Marsh’s Richard Smith-Bingham says clients are worried about Brexit and other political risks

Political uncertainty across the globe and a lack of progress on Brexit terms are putting pressure on chief risk officers and insurance buyers.

Richard-Smith-Bingham

That is the warning of Richard Smith-Bingham, director at MMC’s Global Risk Center, who says the challenges currently facing risk managers require new flexible solutions unlike those large organisations running to fixed efficiencies are used to experiencing.

These background uncertainties require a change of culture at senior management level, according to Smith-Bingham, with the voice of the chief risk officer heard much more loudly than ever before.

“It’s about being a lot more creative with how these risks may evolve,” he said. “This goes beyond documenting risks in a risk register in a traditional fashion.

“It’s really about exploring some of these trends and dynamics in a deeper way and having more creative conversations internally that may challenge business plans or strategic assumptions that are held within companies.

“This slightly more robust conversation that risk leaders really need to be a part of in terms of being able to play an effective role within the organisation,” Smith-Bingham told StrategicRISK.

An unpredictable political environment around the world is a driver of these new challenges.

Smith-Bingham highlighted how uncertainty over electoral results and subsequent government policy, and the potential for countries to become paralysed by changes of leadership, require two lines of focus for risk managers.

These twin focuses are: building strategic agility to adapt to rapidly changing circumstances; and preparing contingency plans for unavoidable major risks, such as confrontations on the international political stage.

“Risk managers have to look at the many different ways political scenarios may play out in different countries and what that means for the organisation,” Smith-Bingham said.

“Where you don’t have that clarity of the outcome then the first thing you’ve got to do is put out different variations of potential scenarios and analyse the implications of that in terms of business operations and the associated costs and frictions,” he said.

“Then companies have to look at their broad-based resilience activities. That can be used to cover themselves against these different scenarios. That may well be about broadening the supply base in case suppliers in certain countries become particularly affected by different trade measures, or where the political situation in certain countries means it’s difficult to operate in the way that they have done before,” Smith-Bingham added.

The ongoing uncertainties created by Brexit negotiations were given as an example of the challenges facing risk managers.

The risk manager’s preparedness for Brexit could be central to determining the organisation’s future direction, according to Smith-Bingham, but final executive decisions will need to wait until the political outcomes become clearer.

He said: “There is a sense of the can just being kicked down the road further around trying to get clarity on the outcomes with Brexit.

“It’s apparent that certain firms are just saying ‘we have made contingency plans around our strategic positioning and we are beginning to pull the trigger on that’.

Some might have hoped for more clarity by now, with less than a year to go.
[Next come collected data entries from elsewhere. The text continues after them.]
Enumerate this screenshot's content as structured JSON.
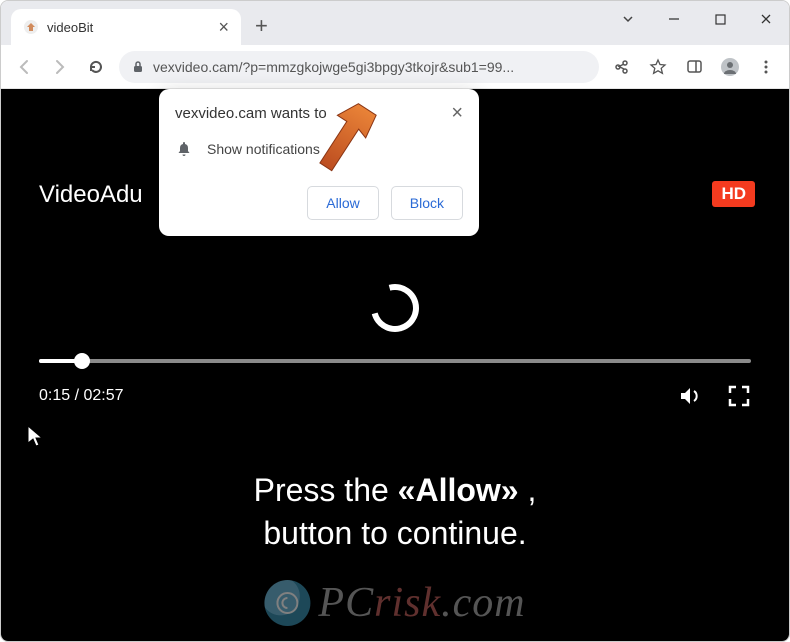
{
  "browser": {
    "tab_title": "videoBit",
    "url": "vexvideo.cam/?p=mmzgkojwge5gi3bpgy3tkojr&sub1=99..."
  },
  "permission": {
    "prompt": "vexvideo.cam wants to",
    "option": "Show notifications",
    "allow": "Allow",
    "block": "Block"
  },
  "page": {
    "brand": "VideoAdu",
    "hd": "HD",
    "time_elapsed": "0:15",
    "time_total": "02:57",
    "instruct_line1a": "Press the ",
    "instruct_line1b": "«Allow»",
    "instruct_line1c": ",",
    "instruct_line2": "button to continue."
  },
  "watermark": {
    "text_a": "PC",
    "text_b": "risk",
    "text_c": ".com"
  }
}
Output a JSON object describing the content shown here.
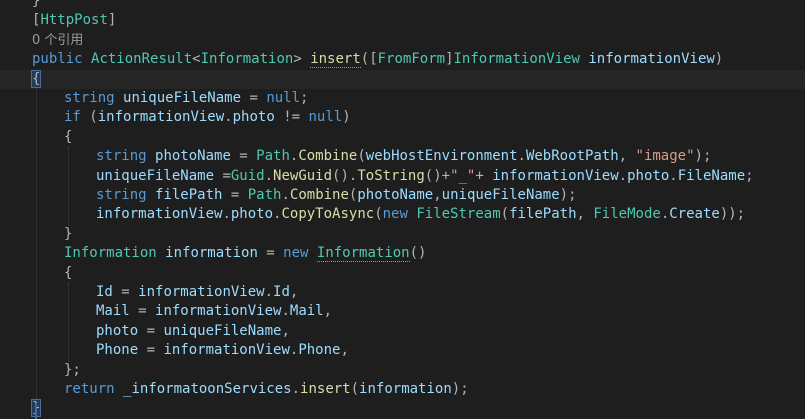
{
  "editor": {
    "lines": [
      {
        "indent": 0,
        "tokens": [
          {
            "t": "}",
            "c": "punct"
          }
        ]
      },
      {
        "indent": 0,
        "tokens": [
          {
            "t": "[",
            "c": "punct"
          },
          {
            "t": "HttpPost",
            "c": "attr"
          },
          {
            "t": "]",
            "c": "punct"
          }
        ]
      },
      {
        "indent": 0,
        "meta": true,
        "tokens": [
          {
            "t": "0 个引用",
            "c": "meta"
          }
        ]
      },
      {
        "indent": 0,
        "tokens": [
          {
            "t": "public ",
            "c": "kw"
          },
          {
            "t": "ActionResult",
            "c": "type"
          },
          {
            "t": "<",
            "c": "punct"
          },
          {
            "t": "Information",
            "c": "type"
          },
          {
            "t": "> ",
            "c": "punct"
          },
          {
            "t": "insert",
            "c": "method",
            "squiggle": true
          },
          {
            "t": "([",
            "c": "punct"
          },
          {
            "t": "FromForm",
            "c": "attr"
          },
          {
            "t": "]",
            "c": "punct"
          },
          {
            "t": "InformationView",
            "c": "type"
          },
          {
            "t": " informationView",
            "c": "ident"
          },
          {
            "t": ")",
            "c": "punct"
          }
        ]
      },
      {
        "indent": 0,
        "tokens": [
          {
            "t": "{",
            "c": "brace"
          }
        ]
      },
      {
        "indent": 1,
        "tokens": [
          {
            "t": "string ",
            "c": "kw"
          },
          {
            "t": "uniqueFileName",
            "c": "ident"
          },
          {
            "t": " = ",
            "c": "punct"
          },
          {
            "t": "null",
            "c": "kw"
          },
          {
            "t": ";",
            "c": "punct"
          }
        ]
      },
      {
        "indent": 1,
        "tokens": [
          {
            "t": "if ",
            "c": "kw"
          },
          {
            "t": "(",
            "c": "punct"
          },
          {
            "t": "informationView",
            "c": "ident"
          },
          {
            "t": ".",
            "c": "punct"
          },
          {
            "t": "photo",
            "c": "ident"
          },
          {
            "t": " != ",
            "c": "punct"
          },
          {
            "t": "null",
            "c": "kw"
          },
          {
            "t": ")",
            "c": "punct"
          }
        ]
      },
      {
        "indent": 1,
        "tokens": [
          {
            "t": "{",
            "c": "punct"
          }
        ]
      },
      {
        "indent": 2,
        "tokens": [
          {
            "t": "string ",
            "c": "kw"
          },
          {
            "t": "photoName",
            "c": "ident"
          },
          {
            "t": " = ",
            "c": "punct"
          },
          {
            "t": "Path",
            "c": "type"
          },
          {
            "t": ".",
            "c": "punct"
          },
          {
            "t": "Combine",
            "c": "method"
          },
          {
            "t": "(",
            "c": "punct"
          },
          {
            "t": "webHostEnvironment",
            "c": "ident"
          },
          {
            "t": ".",
            "c": "punct"
          },
          {
            "t": "WebRootPath",
            "c": "ident"
          },
          {
            "t": ", ",
            "c": "punct"
          },
          {
            "t": "\"image\"",
            "c": "str"
          },
          {
            "t": ");",
            "c": "punct"
          }
        ]
      },
      {
        "indent": 2,
        "tokens": [
          {
            "t": "uniqueFileName",
            "c": "ident"
          },
          {
            "t": " =",
            "c": "punct"
          },
          {
            "t": "Guid",
            "c": "type"
          },
          {
            "t": ".",
            "c": "punct"
          },
          {
            "t": "NewGuid",
            "c": "method"
          },
          {
            "t": "().",
            "c": "punct"
          },
          {
            "t": "ToString",
            "c": "method"
          },
          {
            "t": "()+",
            "c": "punct"
          },
          {
            "t": "\"_\"",
            "c": "str"
          },
          {
            "t": "+ ",
            "c": "punct"
          },
          {
            "t": "informationView",
            "c": "ident"
          },
          {
            "t": ".",
            "c": "punct"
          },
          {
            "t": "photo",
            "c": "ident"
          },
          {
            "t": ".",
            "c": "punct"
          },
          {
            "t": "FileName",
            "c": "ident"
          },
          {
            "t": ";",
            "c": "punct"
          }
        ]
      },
      {
        "indent": 2,
        "tokens": [
          {
            "t": "string ",
            "c": "kw"
          },
          {
            "t": "filePath",
            "c": "ident"
          },
          {
            "t": " = ",
            "c": "punct"
          },
          {
            "t": "Path",
            "c": "type"
          },
          {
            "t": ".",
            "c": "punct"
          },
          {
            "t": "Combine",
            "c": "method"
          },
          {
            "t": "(",
            "c": "punct"
          },
          {
            "t": "photoName",
            "c": "ident"
          },
          {
            "t": ",",
            "c": "punct"
          },
          {
            "t": "uniqueFileName",
            "c": "ident"
          },
          {
            "t": ");",
            "c": "punct"
          }
        ]
      },
      {
        "indent": 2,
        "tokens": [
          {
            "t": "informationView",
            "c": "ident"
          },
          {
            "t": ".",
            "c": "punct"
          },
          {
            "t": "photo",
            "c": "ident"
          },
          {
            "t": ".",
            "c": "punct"
          },
          {
            "t": "CopyToAsync",
            "c": "method"
          },
          {
            "t": "(",
            "c": "punct"
          },
          {
            "t": "new ",
            "c": "kw"
          },
          {
            "t": "FileStream",
            "c": "type"
          },
          {
            "t": "(",
            "c": "punct"
          },
          {
            "t": "filePath",
            "c": "ident"
          },
          {
            "t": ", ",
            "c": "punct"
          },
          {
            "t": "FileMode",
            "c": "type"
          },
          {
            "t": ".",
            "c": "punct"
          },
          {
            "t": "Create",
            "c": "ident"
          },
          {
            "t": "));",
            "c": "punct"
          }
        ]
      },
      {
        "indent": 1,
        "tokens": [
          {
            "t": "}",
            "c": "punct"
          }
        ]
      },
      {
        "indent": 1,
        "tokens": [
          {
            "t": "Information ",
            "c": "type"
          },
          {
            "t": "information",
            "c": "ident"
          },
          {
            "t": " = ",
            "c": "punct"
          },
          {
            "t": "new ",
            "c": "kw"
          },
          {
            "t": "Information",
            "c": "type",
            "squiggle": true
          },
          {
            "t": "()",
            "c": "punct"
          }
        ]
      },
      {
        "indent": 1,
        "tokens": [
          {
            "t": "{",
            "c": "punct"
          }
        ]
      },
      {
        "indent": 2,
        "tokens": [
          {
            "t": "Id",
            "c": "ident"
          },
          {
            "t": " = ",
            "c": "punct"
          },
          {
            "t": "informationView",
            "c": "ident"
          },
          {
            "t": ".",
            "c": "punct"
          },
          {
            "t": "Id",
            "c": "ident"
          },
          {
            "t": ",",
            "c": "punct"
          }
        ]
      },
      {
        "indent": 2,
        "tokens": [
          {
            "t": "Mail",
            "c": "ident"
          },
          {
            "t": " = ",
            "c": "punct"
          },
          {
            "t": "informationView",
            "c": "ident"
          },
          {
            "t": ".",
            "c": "punct"
          },
          {
            "t": "Mail",
            "c": "ident"
          },
          {
            "t": ",",
            "c": "punct"
          }
        ]
      },
      {
        "indent": 2,
        "tokens": [
          {
            "t": "photo",
            "c": "ident"
          },
          {
            "t": " = ",
            "c": "punct"
          },
          {
            "t": "uniqueFileName",
            "c": "ident"
          },
          {
            "t": ",",
            "c": "punct"
          }
        ]
      },
      {
        "indent": 2,
        "tokens": [
          {
            "t": "Phone",
            "c": "ident"
          },
          {
            "t": " = ",
            "c": "punct"
          },
          {
            "t": "informationView",
            "c": "ident"
          },
          {
            "t": ".",
            "c": "punct"
          },
          {
            "t": "Phone",
            "c": "ident"
          },
          {
            "t": ",",
            "c": "punct"
          }
        ]
      },
      {
        "indent": 1,
        "tokens": [
          {
            "t": "};",
            "c": "punct"
          }
        ]
      },
      {
        "indent": 1,
        "tokens": [
          {
            "t": "return ",
            "c": "kw"
          },
          {
            "t": "_informatoonServices",
            "c": "ident"
          },
          {
            "t": ".",
            "c": "punct"
          },
          {
            "t": "insert",
            "c": "method"
          },
          {
            "t": "(",
            "c": "punct"
          },
          {
            "t": "information",
            "c": "ident"
          },
          {
            "t": ");",
            "c": "punct"
          }
        ]
      },
      {
        "indent": 0,
        "tokens": [
          {
            "t": "}",
            "c": "brace"
          }
        ]
      }
    ]
  }
}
“Perhaps now they are doing that less comfortably because they thought there would be clarity by this point, whereas others are still evaluating their options and trying to understand what the consequences are,” said Smith-Bingham.

“Some of the changes required could be very significant and costly changes, so these aren’t decisions that can be made at this point. But you need to have a clear sense as to when there is more clarity what you are going to do, why you are going to do it and what it is going to cost,” he said.

“The risk manager needs to be playing a role in all of these discussions to challenge assumptions as to how things will play out and work out some of those changes that may be required,” he added.